Atualizada às 22h19 Maria Alice Rocha
Do Recife
Coincidência ou não, dois eventos relacionados com a cadeia produtiva do jeans acontecem quase que simultaneamente em pólos globais. De um lado, tem-se o 7º Festival do Jeans de Toritama, cidade localizada a 170 quilômetros do Recife, em pleno agreste pernambucano. Do outro lado, o Denim by Première Vision, em Paris, França.
O que essas localidades têm em comum? Significativa participação nas decisões empresariais que se materializam na peça considerada como a mais democrática da roupas: a calça jeans. É certo que Toritama e Paris pertencem a diferentes contextos e atuam em âmbitos distintos nesse sistema.

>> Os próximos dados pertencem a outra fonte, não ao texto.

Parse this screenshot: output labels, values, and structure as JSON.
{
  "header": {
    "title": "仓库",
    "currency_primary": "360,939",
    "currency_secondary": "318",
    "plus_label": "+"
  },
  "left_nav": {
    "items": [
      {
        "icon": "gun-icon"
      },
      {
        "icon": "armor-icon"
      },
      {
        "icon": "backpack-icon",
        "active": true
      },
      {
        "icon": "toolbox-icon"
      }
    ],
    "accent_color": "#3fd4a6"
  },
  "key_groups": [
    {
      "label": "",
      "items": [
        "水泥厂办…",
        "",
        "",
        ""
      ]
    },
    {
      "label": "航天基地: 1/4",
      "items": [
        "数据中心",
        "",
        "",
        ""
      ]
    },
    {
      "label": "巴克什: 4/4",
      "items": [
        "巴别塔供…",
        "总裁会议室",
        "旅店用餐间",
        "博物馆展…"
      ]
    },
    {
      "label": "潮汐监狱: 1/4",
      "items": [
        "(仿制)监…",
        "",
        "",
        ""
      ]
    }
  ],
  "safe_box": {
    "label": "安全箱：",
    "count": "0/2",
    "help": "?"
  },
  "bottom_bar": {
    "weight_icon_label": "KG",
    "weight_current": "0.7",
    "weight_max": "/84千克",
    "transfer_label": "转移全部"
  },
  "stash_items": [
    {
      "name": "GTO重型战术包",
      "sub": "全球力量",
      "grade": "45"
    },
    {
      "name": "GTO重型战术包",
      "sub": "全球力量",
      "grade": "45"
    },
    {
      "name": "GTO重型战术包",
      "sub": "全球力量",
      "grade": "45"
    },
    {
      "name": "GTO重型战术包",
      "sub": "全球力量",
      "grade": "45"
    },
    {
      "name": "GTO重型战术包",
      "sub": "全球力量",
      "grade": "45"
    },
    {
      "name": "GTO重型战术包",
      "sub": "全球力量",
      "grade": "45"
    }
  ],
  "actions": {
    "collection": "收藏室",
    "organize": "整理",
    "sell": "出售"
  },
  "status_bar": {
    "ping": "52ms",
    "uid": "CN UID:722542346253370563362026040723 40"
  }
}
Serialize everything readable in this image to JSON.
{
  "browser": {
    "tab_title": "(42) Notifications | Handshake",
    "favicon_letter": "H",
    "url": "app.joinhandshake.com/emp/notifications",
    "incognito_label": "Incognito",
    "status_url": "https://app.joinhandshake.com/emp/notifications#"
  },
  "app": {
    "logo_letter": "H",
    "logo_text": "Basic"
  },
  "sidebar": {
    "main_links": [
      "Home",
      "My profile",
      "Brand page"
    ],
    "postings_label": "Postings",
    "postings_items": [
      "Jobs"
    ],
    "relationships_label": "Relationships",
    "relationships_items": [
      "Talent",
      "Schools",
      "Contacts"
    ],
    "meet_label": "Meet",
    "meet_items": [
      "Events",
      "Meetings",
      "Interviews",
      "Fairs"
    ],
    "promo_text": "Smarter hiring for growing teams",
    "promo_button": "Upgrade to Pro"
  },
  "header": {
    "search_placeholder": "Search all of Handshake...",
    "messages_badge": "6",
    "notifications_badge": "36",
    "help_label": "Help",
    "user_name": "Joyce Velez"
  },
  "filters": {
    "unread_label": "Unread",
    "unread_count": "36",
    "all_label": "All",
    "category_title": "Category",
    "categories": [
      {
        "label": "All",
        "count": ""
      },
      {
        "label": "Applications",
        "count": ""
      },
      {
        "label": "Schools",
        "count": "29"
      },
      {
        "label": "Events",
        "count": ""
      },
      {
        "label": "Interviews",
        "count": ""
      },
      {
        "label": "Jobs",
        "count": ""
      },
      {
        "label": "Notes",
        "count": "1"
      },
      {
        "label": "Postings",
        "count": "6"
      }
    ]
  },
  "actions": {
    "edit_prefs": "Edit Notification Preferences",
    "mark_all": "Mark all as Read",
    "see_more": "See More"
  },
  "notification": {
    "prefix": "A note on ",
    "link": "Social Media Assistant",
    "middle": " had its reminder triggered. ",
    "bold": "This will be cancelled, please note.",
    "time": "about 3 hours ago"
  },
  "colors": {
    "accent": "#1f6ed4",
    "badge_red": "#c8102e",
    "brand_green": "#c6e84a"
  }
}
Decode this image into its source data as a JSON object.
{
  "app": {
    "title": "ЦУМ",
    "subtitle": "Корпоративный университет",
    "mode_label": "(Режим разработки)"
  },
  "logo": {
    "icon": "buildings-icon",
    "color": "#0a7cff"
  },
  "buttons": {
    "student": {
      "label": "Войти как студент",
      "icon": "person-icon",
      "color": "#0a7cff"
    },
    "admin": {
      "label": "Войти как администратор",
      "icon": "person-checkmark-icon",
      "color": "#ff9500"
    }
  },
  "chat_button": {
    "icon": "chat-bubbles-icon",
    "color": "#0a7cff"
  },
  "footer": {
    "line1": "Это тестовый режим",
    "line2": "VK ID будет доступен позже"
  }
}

Explicando melhor, a quase desconhecida Toritama surpreende. A sua participação na produção brasileira da moda jeans gira em torno de 16%, por meio de suas aproximadamente 2.500 microempresas, que ocupam mais de mais de 25 mil pessoas. De acordo com o Sebrae-PE, lá se produz 60 milhões de peças em jeans/ano, o que corresponde a um faturamento anual de R$ 453 milhões, colocando a localidade em segundo lugar nacional, perdendo apenas para a região do Brás, em São Paulo.
Somente para lembrar, a cadeia produtiva do jeans inclui não somente as empresas de confecções, mas também os fabricantes dos tecidos e aviamentos (zíperes, botões, linhas de costura, etc.), além do importante setor de lavanderia e os seus produtos químicos.
E nesse ponto, a Denim by Première Vision também compreende com clareza a grandeza dos números. Vale lembrar que a marca Première Vision é bem conhecida de quem trabalha com pesquisa de moda. Durante muito tempo, suas duas edições anuais em Paris têm sido a referência em termos de confirmação de tendências. Mais recentemente, e talvez como estratégia decorrente da globalização de mercados, tem ocorrido feiras e seminários da marca em cidades como Nova Iorque, Moscou, Xangai e Tóquio.
A segunda edição dedicada exclusivamente ao jeans promete oferecer uma possibilidade ímpar em conectar as principais direções da moda atual: a indústria e o artesanato, o ecologicamente correto com a tecnologia, e a imagem com o material.
E mais, o evento promete reunir as empresas Premium em nível mundial para o lançamento das tendências e coleções do setor para o Outono-Inverno 2009-10 (tendo como referência o hemisfério norte). Para tanto, 60 empresas de tecelagem, lavanderia, confecções e acessórios de 14 países já confirmaram a sua participação no evento, a se realizar na primeira semana de junho.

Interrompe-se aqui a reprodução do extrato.